Turns out the first seal was just a teaser, like finding a penny outside an open bank vault. With every step we took, we saw more and more of these flippered little fur balls. At first, they seemed confined to the stream. There were six, then ten, then maybe twenty young seals hopping from rock to rock, playing in the deeper pools. But after Jackson spotted one seal waddling through the trees … and then another … we started finding seals everywhere.

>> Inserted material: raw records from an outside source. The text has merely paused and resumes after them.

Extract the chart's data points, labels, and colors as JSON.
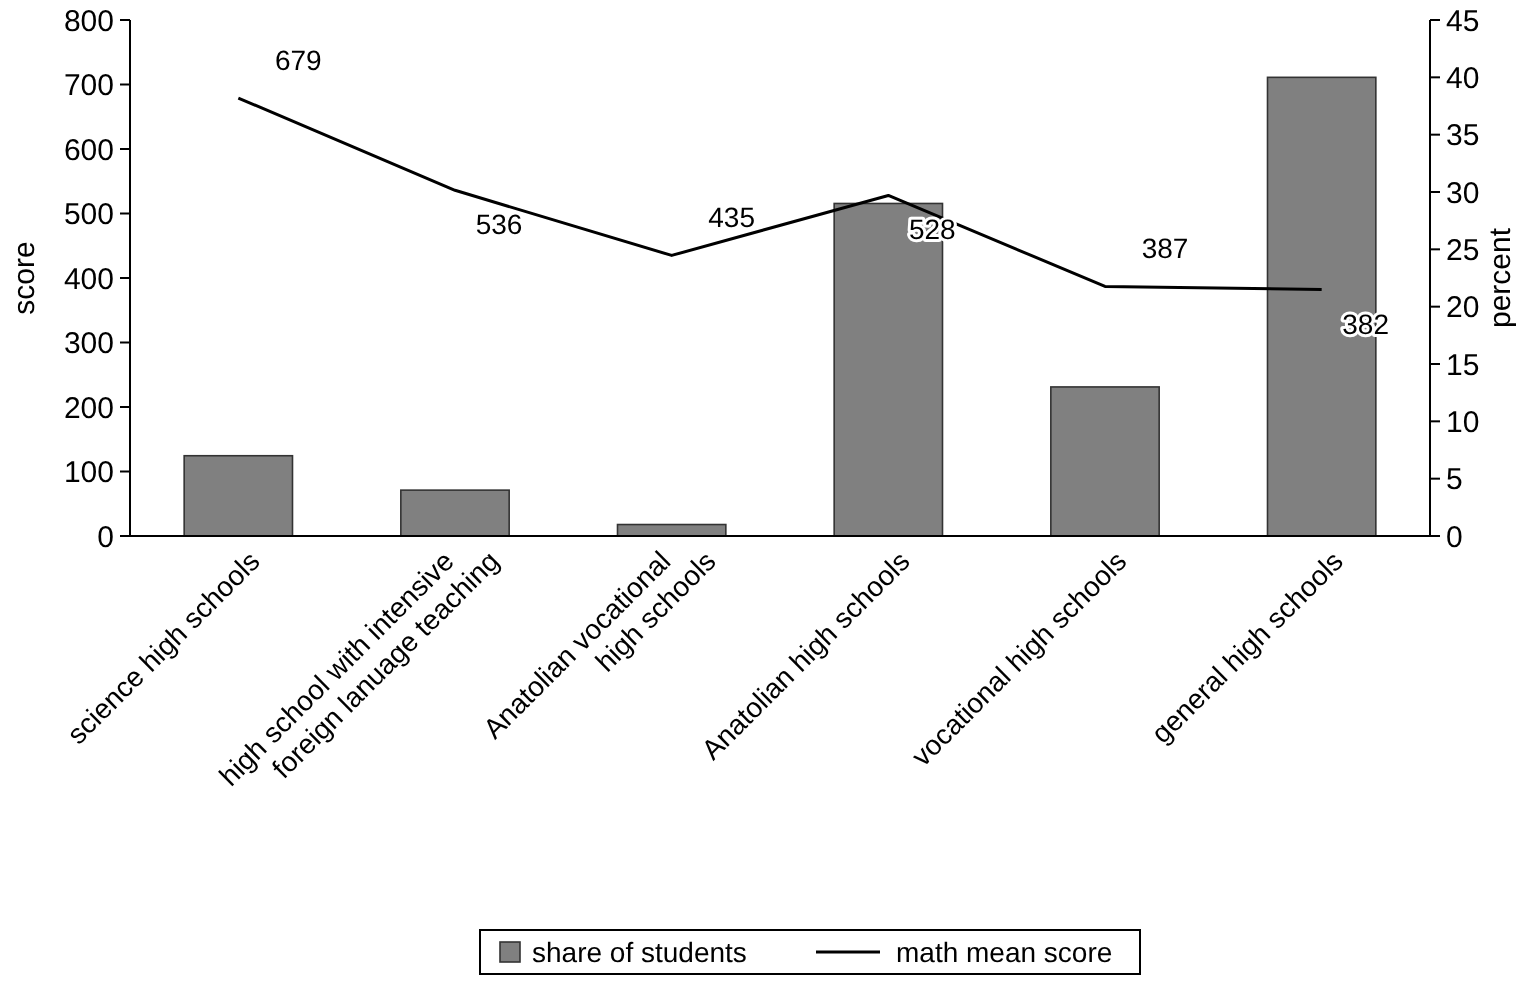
{
  "chart_data": {
    "type": "bar",
    "ylabel": "score",
    "y2label": "percent",
    "categories": [
      "science high schools",
      "high school with intensive\nforeign lanuage teaching",
      "Anatolian vocational\nhigh schools",
      "Anatolian high schools",
      "vocational high schools",
      "general high schools"
    ],
    "series": [
      {
        "name": "share of students",
        "axis": "y2",
        "color": "#808080",
        "values": [
          7,
          4,
          1,
          29,
          13,
          40
        ]
      },
      {
        "name": "math mean score",
        "type": "line",
        "color": "#000000",
        "values": [
          679,
          536,
          435,
          528,
          387,
          382
        ],
        "value_labels": [
          "679",
          "536",
          "435",
          "528",
          "387",
          "382"
        ]
      }
    ],
    "ylim": [
      0,
      800
    ],
    "yticks": [
      0,
      100,
      200,
      300,
      400,
      500,
      600,
      700,
      800
    ],
    "y2lim": [
      0,
      45
    ],
    "y2ticks": [
      0,
      5,
      10,
      15,
      20,
      25,
      30,
      35,
      40,
      45
    ],
    "grid": false,
    "legend": "bottom",
    "marker": "none"
  }
}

It was a little like finding goats on the ocean floor when you’re out snorkeling—which is a weird way of saying that seals aren’t the animal you expect to find in the woods, especially in New Zealand. Unlike Costa Rica, the New Zealand landscape is home to very few land animals. In fact, other than bats, New Zealand has no native mammal species whatsoever. (No snakes, either, Jackson was happy to learn.) Before humans arrived a mere nine hundred years ago, making New Zealand the last large landmass on earth to be inhabited by Homo sapiens, the island was mostly crawling with flightless birds; without predators to chase them into the air, even the bats spent most of their time on the ground. Naturally, human inhabitants soon sought to improve on this delicate ecosystem, introducing opossums, stoats, ferrets, deer, dogs, and other animals, quickly driving many native species to extinction. After years of conservation and an intense opossum/ferret/stoat eradication program, the landscape once again feels pretty empty. Traipse through the bush and you will find only birds. Cool birds, friendly birds, but just birds. Not a single furry, chattering, scampering thing. Even back in Costa Rica, where animals were plentiful, you never got the sense that the forest was crowded with wildlife. But the farther we went up the Ohau Stream Walk, the more crowded it got—bustling, rush hour, Times Square, three-ring-circus crowded. And we were right in the middle of it.

I’m talking hundreds, maybe thousands, of seals, everywhere: sleeping under branches, curled up under bushes, piled up like cordwood in the path, waddling through the ponga trees, clogging the waterways, barking and burping their deep guttural grunts as if to say, Hey, guys. Welcome to the picnic. Did you bring the fish?

Liane said this seal extravaganza occurs only a couple of times a year. She had no idea it was happening when we stopped; we just got lucky. For some reason that no one knows, the young seals leave the ocean and—accompanied by a group of graying adult seal chaperones—hit the bush for a raucous daylong playdate. Like a sold-out rave, every inch of the quarter-mile path was packed with revelers. But the real hub of the party, like a hot seal nightclub, was the gorgeous waterfall we found at the end of the trail.

Emerging from somewhere high above us (a distant source one hundred feet up that was no doubt crawling with seals as well), the waterfall cascaded into a dark pond that was alive with acrobatics. Seals jumped and flipped, barked and rolled, swam in teams that charged this way and that way, obviously having fun, happy to let us watch. Jackson couldn’t resist and touched a curious pup on the nose while Logan posed beside the crowded pool as a dozen seals poked up to say “Cheese.”

As I watched all of this, it made me realize: If we had stayed in Maine, I would have been at the office at that moment, probably sitting at my desk, on the computer, checking email, completely unaware that the semiannual seal party was going on without us.

But then, like Liane’s decision to stop at the Ohau Stream Walk in the first place, sometimes one good impulsive decision can make all the difference.